RETURNING FROM THE FAIR.
"We bought a few souvenirs of the place; but, so far as we could observe, the prices were quite as high as in the Gostinna Dvor of St. Petersburg or Moscow. It requires a great deal of bargaining, and a knowledge of prices beforehand, to avoid being cheated, and even then you can never be sure that you are fairly treated. The mode of dealing is emphatically Oriental, and a great deal of time is spent in dickering. Nobody seems to understand the advantages of fixed prices.
"It is said that the annual business at the fair of Nijni Novgorod amounts to three hundred millions of dollars, though it has somewhat diminished of late years. Much of the dealing is on credit, the goods being delivered at one fair and paid for at the next. Over a pot of tea transactions will be made that cover many thousands of dollars, and neither party has a scrap of paper to show for them. Collections through the courts would be next to an impossibility, and therefore personal honor is at a high premium. The merchant who fails to meet his engagements would be excluded from the fair, and thus deprived of the means of making new negotiations.

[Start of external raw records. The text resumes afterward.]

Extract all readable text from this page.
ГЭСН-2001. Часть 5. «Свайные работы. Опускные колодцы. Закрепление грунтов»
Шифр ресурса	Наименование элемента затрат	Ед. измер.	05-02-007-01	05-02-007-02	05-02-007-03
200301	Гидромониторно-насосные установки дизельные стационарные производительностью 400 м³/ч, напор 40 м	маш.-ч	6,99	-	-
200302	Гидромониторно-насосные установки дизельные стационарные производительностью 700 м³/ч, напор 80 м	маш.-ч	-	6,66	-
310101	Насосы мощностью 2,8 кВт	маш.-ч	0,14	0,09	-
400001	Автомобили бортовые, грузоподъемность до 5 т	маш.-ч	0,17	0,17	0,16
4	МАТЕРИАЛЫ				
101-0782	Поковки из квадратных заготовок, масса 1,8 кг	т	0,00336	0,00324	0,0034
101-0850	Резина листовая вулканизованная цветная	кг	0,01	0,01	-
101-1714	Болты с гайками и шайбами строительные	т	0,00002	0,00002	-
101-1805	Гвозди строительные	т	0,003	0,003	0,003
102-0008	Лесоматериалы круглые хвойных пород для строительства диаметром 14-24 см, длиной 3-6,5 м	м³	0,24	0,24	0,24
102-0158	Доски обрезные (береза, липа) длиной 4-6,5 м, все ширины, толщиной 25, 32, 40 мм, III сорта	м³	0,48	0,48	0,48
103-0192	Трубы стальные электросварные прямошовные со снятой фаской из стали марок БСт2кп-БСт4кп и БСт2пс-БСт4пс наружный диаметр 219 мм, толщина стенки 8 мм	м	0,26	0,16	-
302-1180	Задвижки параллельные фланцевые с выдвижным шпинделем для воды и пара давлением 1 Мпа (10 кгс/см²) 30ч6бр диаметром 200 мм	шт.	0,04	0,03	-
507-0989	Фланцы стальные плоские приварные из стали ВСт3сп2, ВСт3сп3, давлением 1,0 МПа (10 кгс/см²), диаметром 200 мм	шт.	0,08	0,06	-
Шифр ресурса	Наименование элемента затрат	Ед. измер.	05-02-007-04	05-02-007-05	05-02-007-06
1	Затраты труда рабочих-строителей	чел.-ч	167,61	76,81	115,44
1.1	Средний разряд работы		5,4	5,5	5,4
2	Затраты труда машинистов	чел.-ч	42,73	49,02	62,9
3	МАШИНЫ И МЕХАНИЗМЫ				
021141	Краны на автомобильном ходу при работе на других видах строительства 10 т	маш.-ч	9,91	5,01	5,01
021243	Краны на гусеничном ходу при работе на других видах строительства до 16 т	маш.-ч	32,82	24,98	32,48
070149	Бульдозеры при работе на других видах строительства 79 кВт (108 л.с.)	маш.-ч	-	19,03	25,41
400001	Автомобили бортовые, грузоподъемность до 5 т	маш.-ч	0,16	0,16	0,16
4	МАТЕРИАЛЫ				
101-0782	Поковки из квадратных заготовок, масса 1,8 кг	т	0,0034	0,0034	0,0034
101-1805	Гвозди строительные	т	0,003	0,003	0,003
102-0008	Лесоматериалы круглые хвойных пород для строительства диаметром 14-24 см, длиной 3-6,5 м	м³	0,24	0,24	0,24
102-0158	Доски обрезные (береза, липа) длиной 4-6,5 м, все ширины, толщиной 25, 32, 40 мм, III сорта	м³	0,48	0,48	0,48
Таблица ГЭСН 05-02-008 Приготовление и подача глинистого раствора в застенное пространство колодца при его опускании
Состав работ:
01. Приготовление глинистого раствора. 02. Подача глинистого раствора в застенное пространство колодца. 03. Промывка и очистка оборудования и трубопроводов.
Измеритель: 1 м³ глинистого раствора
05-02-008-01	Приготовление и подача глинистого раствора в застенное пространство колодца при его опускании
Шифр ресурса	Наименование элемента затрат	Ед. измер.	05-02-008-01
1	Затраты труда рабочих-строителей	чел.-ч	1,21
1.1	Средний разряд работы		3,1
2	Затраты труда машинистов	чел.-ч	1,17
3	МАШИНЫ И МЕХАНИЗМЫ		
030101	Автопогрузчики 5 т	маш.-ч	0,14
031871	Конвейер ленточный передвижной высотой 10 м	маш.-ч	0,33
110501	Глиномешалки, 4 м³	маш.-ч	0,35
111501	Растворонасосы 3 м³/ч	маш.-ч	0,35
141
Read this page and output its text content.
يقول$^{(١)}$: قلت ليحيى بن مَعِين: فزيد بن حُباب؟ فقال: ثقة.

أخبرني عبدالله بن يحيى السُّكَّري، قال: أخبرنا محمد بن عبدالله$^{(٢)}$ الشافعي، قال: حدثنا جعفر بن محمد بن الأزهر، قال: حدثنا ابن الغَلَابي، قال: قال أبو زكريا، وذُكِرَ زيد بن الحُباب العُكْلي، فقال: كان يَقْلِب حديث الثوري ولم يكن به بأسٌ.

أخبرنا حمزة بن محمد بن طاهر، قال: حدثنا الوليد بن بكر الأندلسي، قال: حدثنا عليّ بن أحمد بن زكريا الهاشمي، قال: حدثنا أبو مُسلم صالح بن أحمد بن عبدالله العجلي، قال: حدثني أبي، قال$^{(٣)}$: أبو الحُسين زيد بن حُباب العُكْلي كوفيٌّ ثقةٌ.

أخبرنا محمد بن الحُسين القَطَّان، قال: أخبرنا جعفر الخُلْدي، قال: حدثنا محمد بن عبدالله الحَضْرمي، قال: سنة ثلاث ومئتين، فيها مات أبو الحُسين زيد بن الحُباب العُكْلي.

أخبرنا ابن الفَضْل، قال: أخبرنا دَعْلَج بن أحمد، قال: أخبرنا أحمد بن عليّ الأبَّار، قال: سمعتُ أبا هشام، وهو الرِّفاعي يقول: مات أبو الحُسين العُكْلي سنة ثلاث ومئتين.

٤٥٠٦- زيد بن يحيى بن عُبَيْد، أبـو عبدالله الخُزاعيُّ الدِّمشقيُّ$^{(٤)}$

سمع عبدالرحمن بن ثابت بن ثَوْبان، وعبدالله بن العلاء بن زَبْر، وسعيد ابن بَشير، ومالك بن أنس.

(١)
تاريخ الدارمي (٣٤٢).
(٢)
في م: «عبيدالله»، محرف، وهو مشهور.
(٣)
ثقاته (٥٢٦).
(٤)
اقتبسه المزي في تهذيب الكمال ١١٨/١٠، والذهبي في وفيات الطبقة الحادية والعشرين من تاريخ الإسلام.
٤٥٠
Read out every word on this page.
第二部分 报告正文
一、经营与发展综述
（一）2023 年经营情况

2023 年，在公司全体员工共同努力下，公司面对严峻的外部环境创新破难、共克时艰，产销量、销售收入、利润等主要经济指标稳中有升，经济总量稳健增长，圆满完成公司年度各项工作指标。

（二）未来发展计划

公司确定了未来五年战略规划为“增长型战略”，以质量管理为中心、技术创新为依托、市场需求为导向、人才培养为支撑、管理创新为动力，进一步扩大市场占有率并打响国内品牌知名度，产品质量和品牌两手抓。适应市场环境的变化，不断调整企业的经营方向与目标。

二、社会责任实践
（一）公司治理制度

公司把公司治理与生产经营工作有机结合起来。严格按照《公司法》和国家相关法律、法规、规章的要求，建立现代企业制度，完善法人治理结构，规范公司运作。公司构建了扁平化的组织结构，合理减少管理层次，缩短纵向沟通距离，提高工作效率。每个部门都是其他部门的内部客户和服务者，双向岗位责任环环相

"The Government requires the bakers to report each day the amount of bread they have sold, and thus a rough estimate of the number of people present is obtained.
"There are two other fairs held at Nijni, but they are of comparatively little consequence. One, early in July, is devoted to horses; the other, in January, is for the sale of timber, wooden-ware, and boxes. The latter is held on the ice of the Oka. In January, 1864, the ice gave way and a great number of people and horses were drowned."
Two or three days were spent at the fair, and then our friends engaged passage on a steamboat to descend the Volga. The youths were surprised at the number and size of the steamers navigating this river, and still more surprised to find that many of them were of American pattern. The first passenger steamers on the Volga were built by Americans, and were found so well adapted to the work required of them that the system has been continued. Some of the boats are of the Mississippi model, while others resemble those of the Hudson River. At first they had only side-wheel steamers, but in the last few years several light-draft stern-wheelers have been built (also by Americans) and found especially useful in threading among the numerous sand-bars at the period of low water.
Many boats of great power are used for towing barges up and down the river, and find plenty of employment during all the time the Volga is free from ice. Altogether, about five hundred steamboats of all classes are engaged in the navigation of the Volga.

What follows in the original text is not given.